When I examine why I’m attracted to these voices (and assuming their followers think the same), I notice they all share several commonalities:
• An openness with a desire to understand and explain
• A disdain for bullshit
• An entertaining voice
Let’s compare these to my intentions with my first blog. Originally, I had no identifiable purpose, even to myself. I had some vague ideas, which generally fell into the following categories:
• Show off my writing ability
• Push a political/social point of view
• Self-consciously attempt to become a leading voice
With this comparison, I’m confident my first blog was doomed from the outset. I was trying to spew out a positive image of myself to the internet. And as I think further about where I was in my life — a difficult time when I felt like a failure — I was really posturing to gain the admiration of others. I was launching signal flares to the sky in the hope a flotilla would come rescue me. This doesn’t work.

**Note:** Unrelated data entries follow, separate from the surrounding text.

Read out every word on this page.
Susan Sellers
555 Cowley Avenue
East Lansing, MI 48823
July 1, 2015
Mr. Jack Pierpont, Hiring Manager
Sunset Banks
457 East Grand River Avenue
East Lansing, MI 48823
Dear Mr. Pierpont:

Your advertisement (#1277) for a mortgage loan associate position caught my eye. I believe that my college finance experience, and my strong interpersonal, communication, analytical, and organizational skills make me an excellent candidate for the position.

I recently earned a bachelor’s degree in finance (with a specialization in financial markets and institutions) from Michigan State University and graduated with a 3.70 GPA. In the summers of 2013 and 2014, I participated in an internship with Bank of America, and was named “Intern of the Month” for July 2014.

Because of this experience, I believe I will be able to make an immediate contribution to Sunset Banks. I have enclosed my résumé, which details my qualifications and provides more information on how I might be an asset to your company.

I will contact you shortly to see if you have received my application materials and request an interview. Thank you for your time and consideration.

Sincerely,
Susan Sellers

And when I think about the successful voices, they weren’t agenda free. None of us are. But their agenda was more about exploring different aspects of our humanity and elucidating what they found. They maintained an interesting and honest point of view (and a healthy dose of sarcasm helped). They pontificated their conclusions, not their assumptions. They left room for doubt, which means they left room for discussion. But most importantly, they focused on improving situations instead of themselves. And in the process, they found the only true measure of success a blog can have — a following.
Followings are strange things. I had them before when I was a musician. And looking back at my own life, I’ve realized something. I had a following whenever I sought them least. Indeed, most of my successes came when I wasn’t seeking success. My actions were more rooted in experimentation. If I thought I understood something, I would reason that if I performed X action then Y should result. Then I did X to see if I was right. This mindset allowed me to act despite my fears, overcome my inhibitions, recover from my failures. But the ultimate goal of experimentation is understanding. Understanding presumes something that can be understood. We call this Truth. And it’s an understanding of Truth that will allow us to enrich our lives. This is what the successful voices I found have accomplished.
Putting this jumble of thoughts together, we have the proper way to approach this project. I can’t start a new blog with a social agenda, meaning I can’t try to impress people or try to be liked. To seek a following for it’s own sake is to hurl yourself off a cliff and shout back with a broad smile on your face about how exhilarating the fall is. No one with any brains is going to follow you, and the more wonderful you make it sound, the crazier you look. No. Think of this project as an experimentation lab to explore Truth so we can better understand ourselves and the world.
If my first blog was saying, “Hey! Look at me!” then this one should say, “Hey! Look what I found!”